Sonson Pipirit ou l’inquiétant scénario de Gary Victor
La référence voulue de l’auteur à Astérix le gaulois dans les lodyans du recueil de Sonson Pipirit déclaré chef de gang est évidente. Tout Port-au-Prince est occupée par les hordes de voyous ( Inyon pou Viv) dans le texte, ( Viv Ansanm) dans la réalité. Sauf un petit quartier leur résiste : Makandal avec à sa tête Sonson Pipirit ! La potion magique ici n’est rien d’autre que les sortilèges d’Azimbidim Orikal le diable qui conseille et protège Pipirit. Mais la situation se corse quand on comprend vite que la fédération des bandits ici Inyon Pou Viv est une création d’officines obscures à laquelle a participé certainement la communauté internationale. Celle-ci n’est pas à son coup d’essai comme créatrice de chaos. L’Afrique, surtout en sait quelque chose. Le problème, c’est que Pipirit, qui protège Makandal, armes en main, ne veut pas faire partie de cette fédération. Dès la première lodyans, on montre Sonson Pipirit invité par l’ambassadeur de l’empire en Haïti, qui veut lui faire comprendre qu’il est dans son intérêt d’intégrer la fédération. Ce que Pipirit refuse. Pourtant, on lui a présenté les avantages qu’il aura à tirer lors des grandes spéculations immobilières prévues après ce chaos fabriqué. Pipirit a grandi à Port-au-Prince. Le centre-ville avait été son terrain de jeu, son univers de jeunesse. Il a vu ce que les gangs en ont fait. Il ne veut pas participer à cette destruction. Dans une fête où il est invité chez Albert Buron, le Président Apredye l’aperçoit et lui lance « Men youn nan ti mesye m yo », Pipirit rétorque spontanément : « M pa fè pati ti mesye w yo, prezidan. M pa nan kraze peyi. » C’est une impertinence. Le Président rit jaune. C’est peut-être le début de la fin de Sonson Pipirit qui aura contre lui la communauté internationale, le gouvernement, la presse, et curieusement même les organismes des droits humains.

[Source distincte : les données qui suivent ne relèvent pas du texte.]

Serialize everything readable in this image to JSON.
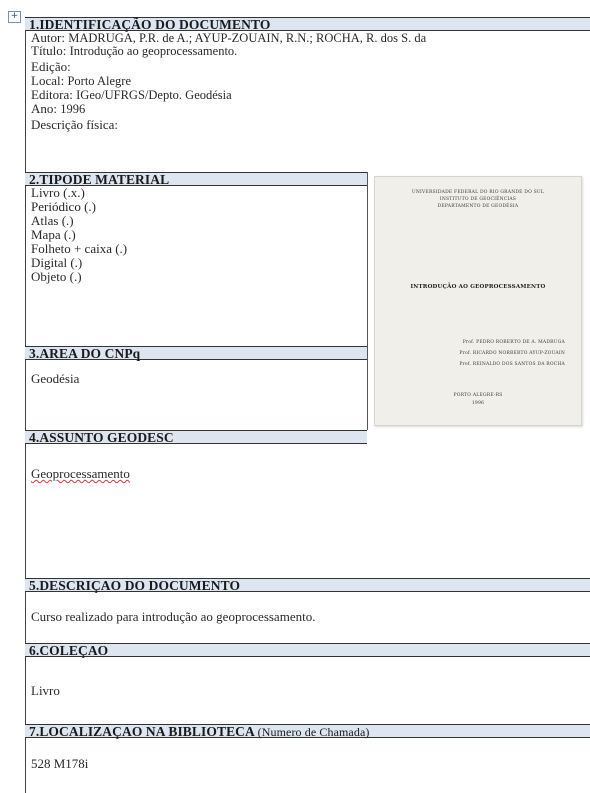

Le cercle est fermé. La mise à mort de Sonson Pipirit est programmée. Cette mise à mort sera retardée quand notre héros grâce au pouvoir de son diable, capture deux drones qui auraient dû le pulvériser. C’est la première fois qu’on vise un chef de gang même déclaré avec l’intention certaine de l’atteindre, car, cette fois, en haut lieu, on ne l’avertit pas de l’attaque. Ces deux drones en sa possession, Pipirit, pour un temps, aura son instant de gloire, avec trois ministères en main. Ces deux drones, par après, seront l’instrument d’une vengeance dont rêve certainement toute une population.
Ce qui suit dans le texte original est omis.